A round-up of the best works of art to enter public collections recently
Museum of Fine Arts, Houston
Women of Algiers in Their Apartment (1833–34), Eugène Delacroix
Recently discovered in the apartment of a collector in Paris, this first version of Delacroix’s Femmes d’Alger (1834), which hangs in the Louvre, had disappeared after being sold at auction in 1850. The seller was the comte de Mornay, who led Delacroix on a diplomatic mission to North Africa in around 1830. The trip greatly inspired the artist, who here depicts a private moment between a woman and her maidservant.

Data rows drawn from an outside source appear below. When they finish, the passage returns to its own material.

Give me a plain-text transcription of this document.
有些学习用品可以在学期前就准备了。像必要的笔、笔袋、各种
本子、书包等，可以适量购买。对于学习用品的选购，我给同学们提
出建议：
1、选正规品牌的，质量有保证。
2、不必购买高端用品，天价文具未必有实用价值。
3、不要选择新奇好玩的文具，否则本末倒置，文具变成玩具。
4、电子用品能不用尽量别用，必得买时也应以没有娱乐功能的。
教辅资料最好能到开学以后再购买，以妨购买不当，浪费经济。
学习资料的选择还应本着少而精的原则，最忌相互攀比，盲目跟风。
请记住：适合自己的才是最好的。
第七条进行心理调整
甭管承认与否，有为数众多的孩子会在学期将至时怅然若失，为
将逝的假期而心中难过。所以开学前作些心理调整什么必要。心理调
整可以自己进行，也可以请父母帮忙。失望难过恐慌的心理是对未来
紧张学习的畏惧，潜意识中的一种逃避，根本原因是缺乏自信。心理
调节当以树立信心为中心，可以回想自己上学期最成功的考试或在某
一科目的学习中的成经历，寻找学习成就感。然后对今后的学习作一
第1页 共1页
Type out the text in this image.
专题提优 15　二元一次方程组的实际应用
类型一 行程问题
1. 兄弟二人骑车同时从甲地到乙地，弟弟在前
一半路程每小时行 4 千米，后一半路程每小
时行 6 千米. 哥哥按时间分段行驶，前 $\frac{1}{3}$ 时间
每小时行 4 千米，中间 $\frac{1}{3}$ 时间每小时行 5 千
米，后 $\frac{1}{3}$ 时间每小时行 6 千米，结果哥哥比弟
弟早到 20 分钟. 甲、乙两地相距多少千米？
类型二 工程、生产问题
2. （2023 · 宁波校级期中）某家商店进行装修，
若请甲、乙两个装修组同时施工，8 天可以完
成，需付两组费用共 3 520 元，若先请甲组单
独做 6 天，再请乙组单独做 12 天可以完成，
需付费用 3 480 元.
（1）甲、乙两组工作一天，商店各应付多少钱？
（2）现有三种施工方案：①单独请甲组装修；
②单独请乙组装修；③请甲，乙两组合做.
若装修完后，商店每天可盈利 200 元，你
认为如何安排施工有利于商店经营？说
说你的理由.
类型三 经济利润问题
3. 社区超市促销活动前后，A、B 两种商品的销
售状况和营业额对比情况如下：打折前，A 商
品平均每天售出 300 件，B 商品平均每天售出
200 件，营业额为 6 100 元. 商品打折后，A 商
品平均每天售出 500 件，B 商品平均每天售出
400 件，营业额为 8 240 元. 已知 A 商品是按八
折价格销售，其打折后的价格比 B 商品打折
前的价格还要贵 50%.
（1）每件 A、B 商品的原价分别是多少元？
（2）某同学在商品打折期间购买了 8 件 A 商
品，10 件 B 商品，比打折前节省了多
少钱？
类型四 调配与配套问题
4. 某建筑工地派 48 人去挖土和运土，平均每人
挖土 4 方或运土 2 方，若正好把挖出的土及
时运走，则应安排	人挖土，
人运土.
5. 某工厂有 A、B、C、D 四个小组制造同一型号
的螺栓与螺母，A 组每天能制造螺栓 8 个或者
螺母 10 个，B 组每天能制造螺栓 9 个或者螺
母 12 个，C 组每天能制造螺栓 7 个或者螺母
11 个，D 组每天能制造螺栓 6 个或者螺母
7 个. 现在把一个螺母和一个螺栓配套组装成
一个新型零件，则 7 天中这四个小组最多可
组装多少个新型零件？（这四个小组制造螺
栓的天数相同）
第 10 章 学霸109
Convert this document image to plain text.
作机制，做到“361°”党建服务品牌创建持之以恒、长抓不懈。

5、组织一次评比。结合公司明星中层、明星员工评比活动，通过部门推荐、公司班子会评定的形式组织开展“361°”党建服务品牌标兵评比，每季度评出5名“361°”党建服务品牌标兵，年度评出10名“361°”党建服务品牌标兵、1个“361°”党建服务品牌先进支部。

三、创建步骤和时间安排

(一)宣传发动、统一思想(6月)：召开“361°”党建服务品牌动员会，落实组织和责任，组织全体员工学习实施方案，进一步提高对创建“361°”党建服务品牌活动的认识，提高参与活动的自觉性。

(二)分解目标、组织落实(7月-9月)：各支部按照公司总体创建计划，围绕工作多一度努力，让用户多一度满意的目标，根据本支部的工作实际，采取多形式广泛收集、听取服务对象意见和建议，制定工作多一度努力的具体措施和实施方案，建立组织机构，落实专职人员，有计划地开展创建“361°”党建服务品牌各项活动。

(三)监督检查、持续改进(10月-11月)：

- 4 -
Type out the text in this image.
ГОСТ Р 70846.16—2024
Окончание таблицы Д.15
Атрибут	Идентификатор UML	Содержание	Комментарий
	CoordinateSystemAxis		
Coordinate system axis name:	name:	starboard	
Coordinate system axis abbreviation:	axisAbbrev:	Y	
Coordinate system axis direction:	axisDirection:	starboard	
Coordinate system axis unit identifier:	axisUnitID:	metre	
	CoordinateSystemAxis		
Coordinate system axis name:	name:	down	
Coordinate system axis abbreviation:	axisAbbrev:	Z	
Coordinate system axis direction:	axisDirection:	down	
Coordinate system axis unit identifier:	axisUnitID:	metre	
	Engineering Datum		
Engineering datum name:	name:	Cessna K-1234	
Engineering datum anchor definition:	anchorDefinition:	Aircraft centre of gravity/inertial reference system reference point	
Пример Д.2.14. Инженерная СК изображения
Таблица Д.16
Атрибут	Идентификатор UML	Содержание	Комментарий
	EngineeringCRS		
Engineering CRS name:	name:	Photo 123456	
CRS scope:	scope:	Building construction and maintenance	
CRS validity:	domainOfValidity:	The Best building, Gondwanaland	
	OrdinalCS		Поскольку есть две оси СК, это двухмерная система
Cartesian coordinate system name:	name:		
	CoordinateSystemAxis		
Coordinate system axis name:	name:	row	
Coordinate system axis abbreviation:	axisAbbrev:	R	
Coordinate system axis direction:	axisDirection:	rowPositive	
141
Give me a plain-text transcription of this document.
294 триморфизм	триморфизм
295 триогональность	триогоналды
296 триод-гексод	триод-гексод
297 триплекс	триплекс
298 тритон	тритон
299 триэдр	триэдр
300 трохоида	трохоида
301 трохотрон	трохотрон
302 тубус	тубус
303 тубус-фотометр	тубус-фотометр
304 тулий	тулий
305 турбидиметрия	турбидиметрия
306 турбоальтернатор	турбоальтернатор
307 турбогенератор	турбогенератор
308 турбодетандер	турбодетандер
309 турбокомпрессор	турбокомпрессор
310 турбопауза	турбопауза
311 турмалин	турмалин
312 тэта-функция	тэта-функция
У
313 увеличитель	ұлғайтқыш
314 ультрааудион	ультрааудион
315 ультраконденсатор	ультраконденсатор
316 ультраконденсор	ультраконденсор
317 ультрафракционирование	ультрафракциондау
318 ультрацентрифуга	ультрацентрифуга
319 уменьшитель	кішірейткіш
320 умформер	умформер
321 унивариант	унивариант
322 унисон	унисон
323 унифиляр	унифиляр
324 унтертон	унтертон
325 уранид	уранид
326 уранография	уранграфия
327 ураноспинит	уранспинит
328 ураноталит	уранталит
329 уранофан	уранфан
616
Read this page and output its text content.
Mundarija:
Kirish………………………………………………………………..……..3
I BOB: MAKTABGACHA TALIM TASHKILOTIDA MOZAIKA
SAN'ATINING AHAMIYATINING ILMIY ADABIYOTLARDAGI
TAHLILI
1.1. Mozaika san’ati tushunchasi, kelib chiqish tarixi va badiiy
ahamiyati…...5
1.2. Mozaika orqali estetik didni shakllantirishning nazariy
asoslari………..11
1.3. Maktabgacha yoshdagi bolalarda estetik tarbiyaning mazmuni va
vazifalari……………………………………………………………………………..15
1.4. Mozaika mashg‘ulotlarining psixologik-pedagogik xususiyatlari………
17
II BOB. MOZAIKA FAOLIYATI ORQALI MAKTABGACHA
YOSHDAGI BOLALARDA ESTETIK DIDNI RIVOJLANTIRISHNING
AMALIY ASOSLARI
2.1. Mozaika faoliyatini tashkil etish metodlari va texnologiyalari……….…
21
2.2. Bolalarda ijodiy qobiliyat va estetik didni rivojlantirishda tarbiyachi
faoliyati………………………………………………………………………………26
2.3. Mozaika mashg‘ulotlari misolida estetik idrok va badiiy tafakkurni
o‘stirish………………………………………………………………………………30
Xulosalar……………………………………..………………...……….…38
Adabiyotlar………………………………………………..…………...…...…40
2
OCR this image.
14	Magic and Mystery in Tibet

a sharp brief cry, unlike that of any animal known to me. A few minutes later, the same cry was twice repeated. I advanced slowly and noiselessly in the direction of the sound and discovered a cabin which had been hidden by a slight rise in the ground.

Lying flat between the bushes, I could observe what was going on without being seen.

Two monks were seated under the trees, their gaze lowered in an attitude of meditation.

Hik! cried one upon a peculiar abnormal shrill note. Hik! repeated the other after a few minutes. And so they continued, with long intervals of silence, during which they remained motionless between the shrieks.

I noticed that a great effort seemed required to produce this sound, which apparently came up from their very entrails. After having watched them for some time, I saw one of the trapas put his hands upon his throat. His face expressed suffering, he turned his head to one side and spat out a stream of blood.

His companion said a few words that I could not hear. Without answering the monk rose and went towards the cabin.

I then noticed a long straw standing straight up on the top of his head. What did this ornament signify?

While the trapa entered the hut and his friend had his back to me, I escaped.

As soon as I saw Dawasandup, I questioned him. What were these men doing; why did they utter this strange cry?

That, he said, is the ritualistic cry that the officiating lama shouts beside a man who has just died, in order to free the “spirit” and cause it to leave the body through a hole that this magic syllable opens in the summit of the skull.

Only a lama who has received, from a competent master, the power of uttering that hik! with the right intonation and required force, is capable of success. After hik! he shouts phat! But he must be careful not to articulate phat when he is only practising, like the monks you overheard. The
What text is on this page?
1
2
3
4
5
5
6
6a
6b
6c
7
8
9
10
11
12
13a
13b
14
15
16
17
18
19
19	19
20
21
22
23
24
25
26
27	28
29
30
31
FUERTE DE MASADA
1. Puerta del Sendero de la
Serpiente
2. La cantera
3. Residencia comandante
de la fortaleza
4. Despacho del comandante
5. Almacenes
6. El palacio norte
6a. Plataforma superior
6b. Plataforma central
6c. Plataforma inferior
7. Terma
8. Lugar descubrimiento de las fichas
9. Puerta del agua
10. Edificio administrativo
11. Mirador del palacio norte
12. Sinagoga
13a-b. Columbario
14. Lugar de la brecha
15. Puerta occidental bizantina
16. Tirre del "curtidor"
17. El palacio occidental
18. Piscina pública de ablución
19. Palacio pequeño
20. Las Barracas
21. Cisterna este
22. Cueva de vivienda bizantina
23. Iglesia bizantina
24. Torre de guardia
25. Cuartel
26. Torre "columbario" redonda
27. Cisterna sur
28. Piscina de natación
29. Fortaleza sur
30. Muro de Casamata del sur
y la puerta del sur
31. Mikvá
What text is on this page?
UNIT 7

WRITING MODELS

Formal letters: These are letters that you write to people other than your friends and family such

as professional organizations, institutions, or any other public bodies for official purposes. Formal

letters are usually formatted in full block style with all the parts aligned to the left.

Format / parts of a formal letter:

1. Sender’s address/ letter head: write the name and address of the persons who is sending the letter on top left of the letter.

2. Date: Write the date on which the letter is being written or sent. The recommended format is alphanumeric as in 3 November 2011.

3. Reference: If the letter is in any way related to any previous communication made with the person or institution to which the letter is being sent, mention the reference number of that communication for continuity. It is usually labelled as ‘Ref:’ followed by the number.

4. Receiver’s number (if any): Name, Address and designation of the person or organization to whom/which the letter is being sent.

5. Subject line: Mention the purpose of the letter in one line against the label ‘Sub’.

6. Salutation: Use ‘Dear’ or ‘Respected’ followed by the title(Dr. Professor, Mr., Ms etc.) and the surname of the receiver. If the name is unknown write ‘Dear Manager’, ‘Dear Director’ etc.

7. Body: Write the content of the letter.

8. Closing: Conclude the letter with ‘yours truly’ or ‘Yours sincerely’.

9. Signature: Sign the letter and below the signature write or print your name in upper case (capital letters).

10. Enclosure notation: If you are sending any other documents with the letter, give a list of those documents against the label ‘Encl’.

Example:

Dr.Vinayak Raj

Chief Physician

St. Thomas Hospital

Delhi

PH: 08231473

Now authenticated, the painting joins the collection at Houston’s Museum of Fine Arts.
British Museum, London
John Christian collection of Victorian art
The violent clash in Dante Gabriel Rossetti’s The Death of Breuze Sans Pitié (1857; retouched 1865) was inspired by a scene in Malory’s Morte d’Arthur in which the assailant Sir Dinadan rescues a woman from Sir Breuze. The watercolour disappeared for nearly 60 years after being sold at auction in 1926, only resurfacing at Christie’s in 1993. It is now one of 900 Victorian works from the collection of the late art historian John Christian – including pieces by Ford Madox Brown, Walter Crane, George Frederick Watts and Eleanor Vere Boyle – that have been allocated to the British Museum through the Arts Council’s Acceptance in Lieu scheme. Highlights are currently on display in the museum’s ‘John Christian: Collecting the Last Romantics’ exhibition.
Musée d’Orsay, France
Five works by Gustave Caillebotte
Five paintings by the Impressionist Gustave Caillebotte almost double the collection of his works at the Musée d’Orsay. The works have been bequeathed by Marie-Jeanne Daurelle, whose grandfather was the Caillebotte family’s butler. Jean Daurelle appears in two austere portraits, one a bust and the other full-length, as does his son Camille, painted in the more lively scenery of the gardens at Caillebotte’s country house in Yerres.
Art Institute of Chicago
Venetian rock-crystal coffer
Bearing 184 pieces of rock crystal, this glittering 16th-century coffer is a particularly exquisite example from Venice. The box’s design is curiously architectural, with its transparent oval-shaped panels divided by 16 twisted columns that have capitals of the composite order in gilded bronze.
Alfred Ceramic Art Museum
Miller Ceramic Art Collection
Collector and philanthropist Marlin Miller has made a promised gift of a large part of his collection of ceramic art, which amounts to more than 200 pieces, to his alma mater, Alfred University. Many of the ceramicists represented in the collection are affiliated with the university, including Val Cushing, Wayne Higby, John and Andrea Gill, Anne Currier and Robert Turner. Sixty highlights are currently on view in an exhibition at the museum, titled ‘Materiality: Masterworks from the Miller Ceramic Art Collection’.
Flower Garland with the Virgin and Child (c. 1645–50), Daniel Seghers
A shadowy relief of the Madonna and Child is draped by a frame of brightly coloured bouquets in this ‘flower garland’ composition, typical of the Flemish still-life painter Daniel Seghers; the sculpture depicted believed to be by Segher’s longtime collaborator Erasmus Quellinus II. A Jesuit priest, Seghers painted pleasing religious motifs as diplomatic gifts. The work has been in Sweden since at least the 18th century, and now enters Nationalmuseum in the capital.
J. Paul Getty Museum
Laura Aguilar photographs
A collection of 35 photographs from five different series marks the largest acquisition of Laura Aguilar’s photography by a museum to date. From the arid desert in New Mexico to a lesbian bar in Los Angeles, Aguilar herself features in many of the the works and used them to explore her Latinx, working-class and queer identity. She died last year at the age of 59, shortly after the end of her first retrospective at the Vincent Price Art Museum at East Los Angeles College.